Uncategorized

January 27th, 2015 Movie – Future Hunters

future hunters

I love being surprised by movies. When you read the plot for a movie, and have a slight idea on what to expect, only to watch it and realize that your expectations were not even close. Those make for some of the most enjoyable movies because of the surprises they may have in store. Today’s movie, Future Hunters, is one of those types of movies and definitely one of the “so bad, it’s good” variety.

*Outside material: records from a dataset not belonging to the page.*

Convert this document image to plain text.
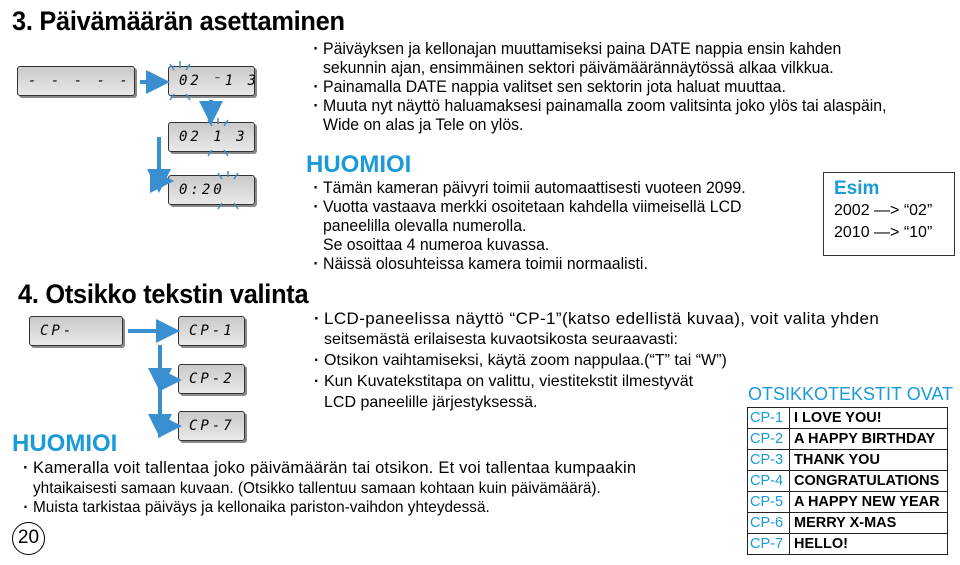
3. Päivämäärän asettaminen
- - - - - -	02 ⁻1 3
02 1 3
0:20
· Päiväyksen ja kellonajan muuttamiseksi paina DATE nappia ensin kahden
sekunnin ajan, ensimmäinen sektori päivämäärännäytössä alkaa vilkkua.
· Painamalla DATE nappia valitset sen sektorin jota haluat muuttaa.
· Muuta nyt näyttö haluamaksesi painamalla zoom valitsinta joko ylös tai alaspäin,
Wide on alas ja Tele on ylös.
HUOMIOI
· Tämän kameran päivyri toimii automaattisesti vuoteen 2099.
· Vuotta vastaava merkki osoitetaan kahdella viimeisellä LCD
paneelilla olevalla numerolla.
Se osoittaa 4 numeroa kuvassa.
· Näissä olosuhteissa kamera toimii normaalisti.
Esim
2002 —> “02”
2010 —> “10”
4. Otsikko tekstin valinta
CP-	CP-1
CP-2
CP-7
· LCD-paneelissa näyttö “CP-1”(katso edellistä kuvaa), voit valita yhden
seitsemästä erilaisesta kuvaotsikosta seuraavasti:
· Otsikon vaihtamiseksi, käytä zoom nappulaa.(“T” tai “W”)
· Kun Kuvatekstitapa on valittu, viestitekstit ilmestyvät
LCD paneelille järjestyksessä.	OTSIKKOTEKSTIT OVAT
CP-1	I LOVE YOU!
CP-2	A HAPPY BIRTHDAY
CP-3	THANK YOU
CP-4	CONGRATULATIONS
CP-5	A HAPPY NEW YEAR
CP-6	MERRY X-MAS
CP-7	HELLO!
HUOMIOI
· Kameralla voit tallentaa joko päivämäärän tai otsikon. Et voi tallentaa kumpaakin
yhtaikaisesti samaan kuvaan. (Otsikko tallentuu samaan kohtaan kuin päivämäärä).
· Muista tarkistaa päiväys ja kellonaika pariston-vaihdon yhteydessä.
20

The plot: In the year 2025, a rebel searches the wasteland for a legendary object, the head of the spear that pierced the side of Jesus. When he grabs the spear, he gets transported back in time to 1986. Fatally wounded after a fight with some bikers, the rebel entrusts the spear to a young couple, Slade and Michelle, and tells them that they must return the spear to it’s sheathe otherwise it will be used to cause a nuclear holocaust. As Slade and Michelle¬†travel to various parts of the Orient in order to fulfill the man’s request, they are constantly harassed by a group of Nazi’s that want to use the spearhead to take control of the world’s nuclear arsenal.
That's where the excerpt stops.